Source: this online catalogue
Klaus-Michael Schneider, 19 Apr 2021
Shield parted per fess; above Argent three lozenges Azure in fess; beneath parted per pale, at dexter Or a crozier Sable, at sinister Azure a falcon issuant Or with neckband Sable.
Meaning:
The tinctures yellow and black and the crozier are representing the Archbishopric of Salzburg, to which the municipality belonged for many centuries. Bishop Rupert of Salzburg (before 720) is said to have consecrated the local parish church. The village was first mentioned in 927, when Bishop Rupert of Salzburg donated Eiselfing and Durrhausen to The Most Noble Lady Rihni, the first ancestress of the Counts of Falkenstein. A rising falcon had been the heraldic animal of that kin.
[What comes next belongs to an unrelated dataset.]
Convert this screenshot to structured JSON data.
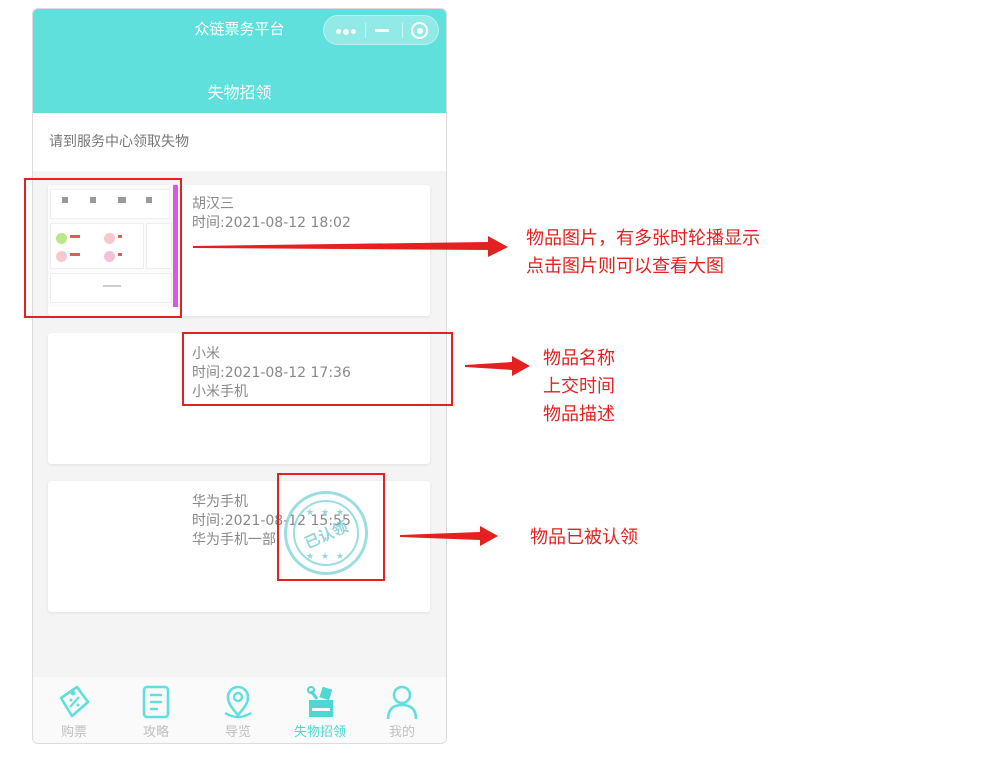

The lozenges are taken from the arms of the Benedictine Attel Abbey. In 1205 Archbishop Eberhard II of Salzburg donated a baptistery to the abbey, which since then had been in pastoral care of the village until 1803, when the archbishopric was secularised. The lozenges were used by the abbey since 1440. They are also parts of the arms of the Counts of Wasserburg. Hallgraf Engelbert of Wasserburg had been the re-founder of the Attel Abbey in the 12th century. Furthemore Alteiselfing had been seat of a court of justice of the counts until the 13th century.
Source: "Unser Landkreis Rosenheim", 3rd edition, Bamberg 1994, pp. 68-69,109,110
Klaus-Michael Schneider, 19 Apr 2021
Banner and arms were approved on 24 April 1981 by district governor (Regierungspräsident) of Oberbayern.